With the emergence of AI, challenges around data transfer costs will only multiply. Data sets for model training and tuning are growing exponentially, and the performance demands of AI applications mean data needs to be closely coupled with compute. As a result, organizations building AI applications find they have high data transfer requirements as they move data between performance and capacity storage tiers, with each step potentially incurring another data transfer fee. However, because basic data transfer costs lack transparency, customers are often surprised when data transfer shows up as a major cost driver on their cloud bill. The high cost associated with actually moving data out of a cloud environment further erodes trust in the intentions of the cloud provider. It’s no wonder egress costs are often associated with keeping customers “captive” to use a single cloud provider and its associated services.
It’s fantastic news that the cloud providers are starting to line up and offer to waive the data egress charges if a customer wants to leave their cloud entirely. Since data egress is only one piece of the data transfer puzzle, here are some ways you can mitigate other data transfer fees in your environment, and how WEKA can help.
3 Strategies for Navigating Data Transfer Policies
1. Run Compute in the Cloud….but Keep Your Data
The guaranteed way to avoid all data egress costs is to never retain your data in the cloud to begin with. Data-intensive organizations with a hybrid cloud approach can benefit most from this strategy. When you collect data in your on-prem data lake, you can treat cloud resources as fully ephemeral (temporary). How it works: spin up the cloud computing resources you need to run your analysis and transfer the data set into the cloud. Once your analysis is complete, keep only the results of the analysis, delete everything else, and spin the entire analysis environment back down. Data transferred into the cloud can be treated as ephemeral and only the results need to be brought back on-premises, minimizing network transfers. This allows companies the flexibility to choose the best cloud platform for their specific needs without the all-or-none.

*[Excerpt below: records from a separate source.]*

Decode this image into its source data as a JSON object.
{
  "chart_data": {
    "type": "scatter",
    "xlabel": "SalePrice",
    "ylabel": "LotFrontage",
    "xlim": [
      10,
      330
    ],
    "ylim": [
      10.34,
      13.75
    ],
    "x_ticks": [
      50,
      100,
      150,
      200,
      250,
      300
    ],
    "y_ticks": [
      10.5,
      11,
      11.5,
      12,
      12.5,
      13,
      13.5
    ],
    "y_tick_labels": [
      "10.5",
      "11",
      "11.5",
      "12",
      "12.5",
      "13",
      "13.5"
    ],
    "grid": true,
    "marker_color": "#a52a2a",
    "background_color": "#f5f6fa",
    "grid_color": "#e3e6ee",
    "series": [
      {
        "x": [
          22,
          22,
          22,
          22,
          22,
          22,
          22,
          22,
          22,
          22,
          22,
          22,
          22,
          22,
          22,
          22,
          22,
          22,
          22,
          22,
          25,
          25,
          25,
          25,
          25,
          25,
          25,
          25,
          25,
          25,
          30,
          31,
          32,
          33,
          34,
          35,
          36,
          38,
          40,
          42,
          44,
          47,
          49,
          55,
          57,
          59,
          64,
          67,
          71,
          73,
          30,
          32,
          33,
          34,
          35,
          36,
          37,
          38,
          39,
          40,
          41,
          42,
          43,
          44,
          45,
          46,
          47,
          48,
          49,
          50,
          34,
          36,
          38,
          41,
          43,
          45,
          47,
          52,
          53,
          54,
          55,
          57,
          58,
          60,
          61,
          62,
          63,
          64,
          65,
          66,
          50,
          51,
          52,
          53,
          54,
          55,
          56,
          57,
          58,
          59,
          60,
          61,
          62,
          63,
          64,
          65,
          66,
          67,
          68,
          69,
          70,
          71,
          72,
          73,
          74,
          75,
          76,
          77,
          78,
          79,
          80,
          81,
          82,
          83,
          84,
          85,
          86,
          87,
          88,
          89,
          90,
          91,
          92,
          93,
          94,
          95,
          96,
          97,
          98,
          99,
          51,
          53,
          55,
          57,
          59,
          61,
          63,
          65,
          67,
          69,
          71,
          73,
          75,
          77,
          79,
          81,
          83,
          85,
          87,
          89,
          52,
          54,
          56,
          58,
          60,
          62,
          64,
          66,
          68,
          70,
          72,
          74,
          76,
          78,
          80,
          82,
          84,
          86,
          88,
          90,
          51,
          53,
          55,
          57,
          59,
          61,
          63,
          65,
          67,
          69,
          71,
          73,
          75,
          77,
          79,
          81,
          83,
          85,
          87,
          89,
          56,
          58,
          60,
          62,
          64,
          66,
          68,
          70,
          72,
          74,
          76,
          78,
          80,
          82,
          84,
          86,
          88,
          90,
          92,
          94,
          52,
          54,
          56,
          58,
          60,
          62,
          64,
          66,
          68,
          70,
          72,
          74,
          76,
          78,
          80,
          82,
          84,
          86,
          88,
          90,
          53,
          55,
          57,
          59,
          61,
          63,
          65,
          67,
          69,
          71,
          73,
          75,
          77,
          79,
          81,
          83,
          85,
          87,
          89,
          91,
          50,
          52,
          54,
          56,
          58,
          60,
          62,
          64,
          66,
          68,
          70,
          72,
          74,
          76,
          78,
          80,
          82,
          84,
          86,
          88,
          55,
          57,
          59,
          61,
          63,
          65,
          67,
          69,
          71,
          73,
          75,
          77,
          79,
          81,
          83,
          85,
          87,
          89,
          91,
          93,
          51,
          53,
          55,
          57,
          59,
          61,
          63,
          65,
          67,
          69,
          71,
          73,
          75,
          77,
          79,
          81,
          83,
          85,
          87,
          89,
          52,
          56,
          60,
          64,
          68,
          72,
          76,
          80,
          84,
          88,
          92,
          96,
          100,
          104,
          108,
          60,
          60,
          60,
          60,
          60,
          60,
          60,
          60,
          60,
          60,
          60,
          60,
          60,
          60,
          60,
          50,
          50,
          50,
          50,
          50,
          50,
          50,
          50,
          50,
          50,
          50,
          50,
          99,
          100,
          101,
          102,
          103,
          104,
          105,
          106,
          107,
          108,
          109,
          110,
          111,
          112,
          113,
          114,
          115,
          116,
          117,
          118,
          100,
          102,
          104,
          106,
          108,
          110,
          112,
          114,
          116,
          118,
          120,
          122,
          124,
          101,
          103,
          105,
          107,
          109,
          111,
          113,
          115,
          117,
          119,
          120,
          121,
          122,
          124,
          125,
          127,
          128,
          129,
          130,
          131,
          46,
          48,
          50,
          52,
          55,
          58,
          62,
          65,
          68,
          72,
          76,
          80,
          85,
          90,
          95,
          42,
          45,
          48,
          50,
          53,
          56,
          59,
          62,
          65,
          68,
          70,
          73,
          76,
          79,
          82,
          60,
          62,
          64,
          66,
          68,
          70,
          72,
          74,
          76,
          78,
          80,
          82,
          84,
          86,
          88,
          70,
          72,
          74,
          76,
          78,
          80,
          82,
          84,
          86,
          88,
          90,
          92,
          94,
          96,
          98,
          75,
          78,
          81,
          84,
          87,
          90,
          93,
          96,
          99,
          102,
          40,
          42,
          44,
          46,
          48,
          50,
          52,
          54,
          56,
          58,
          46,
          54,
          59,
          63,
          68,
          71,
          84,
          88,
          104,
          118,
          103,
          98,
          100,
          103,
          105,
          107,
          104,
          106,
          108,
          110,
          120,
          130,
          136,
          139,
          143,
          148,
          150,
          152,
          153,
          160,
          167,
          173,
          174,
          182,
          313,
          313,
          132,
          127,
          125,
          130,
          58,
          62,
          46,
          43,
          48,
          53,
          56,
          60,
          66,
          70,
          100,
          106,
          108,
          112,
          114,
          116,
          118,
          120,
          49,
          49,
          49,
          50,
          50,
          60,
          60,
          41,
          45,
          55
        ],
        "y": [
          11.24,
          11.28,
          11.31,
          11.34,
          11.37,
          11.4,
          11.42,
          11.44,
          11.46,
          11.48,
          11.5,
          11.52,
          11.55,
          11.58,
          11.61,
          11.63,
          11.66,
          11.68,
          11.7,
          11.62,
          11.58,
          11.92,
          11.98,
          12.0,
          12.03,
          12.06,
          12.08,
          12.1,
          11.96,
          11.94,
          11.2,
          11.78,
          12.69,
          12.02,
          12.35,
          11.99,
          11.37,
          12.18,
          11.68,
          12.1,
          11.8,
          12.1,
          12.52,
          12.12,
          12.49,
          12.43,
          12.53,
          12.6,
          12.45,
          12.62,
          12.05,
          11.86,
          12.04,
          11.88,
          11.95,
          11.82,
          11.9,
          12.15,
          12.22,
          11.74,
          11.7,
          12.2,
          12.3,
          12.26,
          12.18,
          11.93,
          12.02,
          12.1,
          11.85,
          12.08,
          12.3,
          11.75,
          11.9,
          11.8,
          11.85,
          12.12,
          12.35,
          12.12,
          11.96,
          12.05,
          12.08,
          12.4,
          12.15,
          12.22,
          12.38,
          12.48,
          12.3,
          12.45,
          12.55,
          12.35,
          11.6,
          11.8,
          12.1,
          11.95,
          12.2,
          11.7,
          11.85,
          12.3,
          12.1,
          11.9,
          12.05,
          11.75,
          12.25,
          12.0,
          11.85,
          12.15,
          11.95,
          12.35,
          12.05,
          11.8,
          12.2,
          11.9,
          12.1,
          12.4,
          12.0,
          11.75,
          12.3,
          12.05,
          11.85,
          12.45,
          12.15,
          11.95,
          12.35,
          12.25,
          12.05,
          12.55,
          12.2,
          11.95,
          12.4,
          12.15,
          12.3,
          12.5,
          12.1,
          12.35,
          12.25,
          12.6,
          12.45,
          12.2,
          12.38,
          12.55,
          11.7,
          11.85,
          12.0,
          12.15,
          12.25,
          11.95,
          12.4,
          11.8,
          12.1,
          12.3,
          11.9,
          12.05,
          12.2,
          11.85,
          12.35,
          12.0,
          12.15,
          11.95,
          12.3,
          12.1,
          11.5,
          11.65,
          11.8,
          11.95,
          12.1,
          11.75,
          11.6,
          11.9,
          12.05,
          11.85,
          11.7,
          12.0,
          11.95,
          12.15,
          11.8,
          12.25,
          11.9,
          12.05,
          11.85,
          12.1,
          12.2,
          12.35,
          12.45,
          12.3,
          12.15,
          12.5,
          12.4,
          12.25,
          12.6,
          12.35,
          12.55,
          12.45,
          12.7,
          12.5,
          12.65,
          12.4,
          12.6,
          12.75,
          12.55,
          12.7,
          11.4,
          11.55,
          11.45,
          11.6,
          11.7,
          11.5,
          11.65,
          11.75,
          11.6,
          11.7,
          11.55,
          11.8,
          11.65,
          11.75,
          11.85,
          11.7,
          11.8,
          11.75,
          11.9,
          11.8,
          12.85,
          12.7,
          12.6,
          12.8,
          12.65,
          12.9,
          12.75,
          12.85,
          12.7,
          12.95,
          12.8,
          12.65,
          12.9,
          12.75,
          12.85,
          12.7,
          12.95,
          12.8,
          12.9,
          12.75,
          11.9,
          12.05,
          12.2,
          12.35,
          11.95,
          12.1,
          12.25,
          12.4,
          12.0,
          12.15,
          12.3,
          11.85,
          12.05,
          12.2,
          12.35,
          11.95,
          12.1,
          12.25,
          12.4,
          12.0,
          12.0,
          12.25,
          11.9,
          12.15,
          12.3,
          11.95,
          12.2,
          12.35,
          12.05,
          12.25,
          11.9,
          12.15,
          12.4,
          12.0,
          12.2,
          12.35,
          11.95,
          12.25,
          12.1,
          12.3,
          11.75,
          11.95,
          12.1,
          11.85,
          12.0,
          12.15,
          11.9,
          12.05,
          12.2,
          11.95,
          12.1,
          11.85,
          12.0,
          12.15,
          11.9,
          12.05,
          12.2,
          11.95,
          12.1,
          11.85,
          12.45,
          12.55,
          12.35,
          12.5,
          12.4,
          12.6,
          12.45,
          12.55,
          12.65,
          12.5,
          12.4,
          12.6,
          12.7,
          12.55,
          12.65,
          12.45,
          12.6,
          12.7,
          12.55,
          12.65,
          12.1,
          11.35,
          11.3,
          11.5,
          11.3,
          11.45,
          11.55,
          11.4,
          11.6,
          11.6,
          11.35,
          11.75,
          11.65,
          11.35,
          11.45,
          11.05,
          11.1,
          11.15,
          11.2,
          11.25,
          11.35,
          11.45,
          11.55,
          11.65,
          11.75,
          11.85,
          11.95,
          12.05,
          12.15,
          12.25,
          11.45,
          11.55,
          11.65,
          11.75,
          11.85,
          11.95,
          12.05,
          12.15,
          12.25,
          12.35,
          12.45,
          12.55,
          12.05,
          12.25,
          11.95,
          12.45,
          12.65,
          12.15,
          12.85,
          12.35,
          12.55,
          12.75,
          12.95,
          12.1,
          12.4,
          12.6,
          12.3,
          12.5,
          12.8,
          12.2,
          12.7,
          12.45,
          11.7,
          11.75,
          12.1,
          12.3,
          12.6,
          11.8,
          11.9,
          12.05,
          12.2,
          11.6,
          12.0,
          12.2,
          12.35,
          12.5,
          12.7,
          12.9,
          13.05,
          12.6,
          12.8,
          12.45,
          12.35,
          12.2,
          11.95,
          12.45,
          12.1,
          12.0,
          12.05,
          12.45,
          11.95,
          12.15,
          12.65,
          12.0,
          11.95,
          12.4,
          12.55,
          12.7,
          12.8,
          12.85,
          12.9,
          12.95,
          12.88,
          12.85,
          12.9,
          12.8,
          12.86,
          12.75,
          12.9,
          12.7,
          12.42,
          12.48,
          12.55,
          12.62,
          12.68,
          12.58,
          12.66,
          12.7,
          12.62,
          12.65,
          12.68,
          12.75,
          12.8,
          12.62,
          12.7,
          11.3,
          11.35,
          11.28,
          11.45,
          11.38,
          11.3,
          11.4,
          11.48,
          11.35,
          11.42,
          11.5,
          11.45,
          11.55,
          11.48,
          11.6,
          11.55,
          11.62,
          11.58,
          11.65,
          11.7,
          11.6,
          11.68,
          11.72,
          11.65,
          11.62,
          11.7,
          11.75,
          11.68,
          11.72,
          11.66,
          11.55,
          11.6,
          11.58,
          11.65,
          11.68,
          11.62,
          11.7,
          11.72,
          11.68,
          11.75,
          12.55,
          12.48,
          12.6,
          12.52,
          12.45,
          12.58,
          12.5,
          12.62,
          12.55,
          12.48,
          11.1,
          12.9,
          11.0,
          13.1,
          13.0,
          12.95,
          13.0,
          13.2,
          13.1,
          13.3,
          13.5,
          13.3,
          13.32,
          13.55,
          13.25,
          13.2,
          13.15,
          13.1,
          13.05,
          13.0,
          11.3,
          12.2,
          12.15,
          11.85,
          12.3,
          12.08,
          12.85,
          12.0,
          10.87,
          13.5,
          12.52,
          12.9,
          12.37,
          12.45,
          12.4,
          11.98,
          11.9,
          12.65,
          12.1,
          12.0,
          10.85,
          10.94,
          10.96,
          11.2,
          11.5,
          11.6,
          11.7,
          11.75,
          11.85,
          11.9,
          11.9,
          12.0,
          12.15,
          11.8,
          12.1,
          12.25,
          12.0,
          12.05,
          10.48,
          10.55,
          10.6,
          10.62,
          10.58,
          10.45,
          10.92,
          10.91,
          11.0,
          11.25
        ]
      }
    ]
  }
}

2. Use Incremental Remote Backups
Remote backups are a critical portion of any company’s resilience and continuity strategy. However, most cloud providers lack native options for generating recovery-ready copies to a second availability zone or region, let alone to a second cloud provider or on-prem data center. The WEKA® Data Platform provides Snap-to-Object (S2O) capability to attach multiple S3 object stores. One can be local as part of the data global namespace while the other can be a remote bucket – on-premises, in a separate region within the same cloud vendor or in an entirely different cloud. The WEKA-created DR copy can operate as a fully functional remote data platform. WEKA’s snapshot capability supports incremental snapshots so only the changes made since the prior snapshot are transferred, thus minimizing egress costs from one cloud vendor to another.
3. Move Fewer Bits
Data egress charges are calculated based on the amount of physical data moved on the network. WEKA offers two capabilities that minimize the amount of data moved across or out of the cloud network. First, WEKA supports up to 1024 filesystems in a single namespace allowing administrators to limit remote snapshots to a subset of the entire data set. Snapshots are associated with a filesystem, allowing you to leverage the capabilities described above to move a limited data set. This capability is also very effective for customers with a hybrid cloud strategy, as individual filesystems can be snapshotted to the cloud while the majority of data remains on-premises. Second, minimizing the physical footprint of the data store will also serve to reduce overall costs including storage and network transfer. The WEKA Data Platform supports a cluster-wide data reduction feature that can be activated for individual filesystems. This capability incorporates block-variable differential compression and advanced de-duplication techniques across the filesystems, significantly reducing the required storage capacity for user data and delivering substantial cost savings.
The Takeaway
Companies are looking for better predictability in cloud costs to eliminate surprise bills and will see these updates as welcome changes. While WEKA can’t eliminate data transfer costs entirely – only the cloud vendors can do that – we can help enterprises enhance their multicloud or hybrid cloud strategies to ensure greater data liquidity and in turn greater predictability in cloud costs.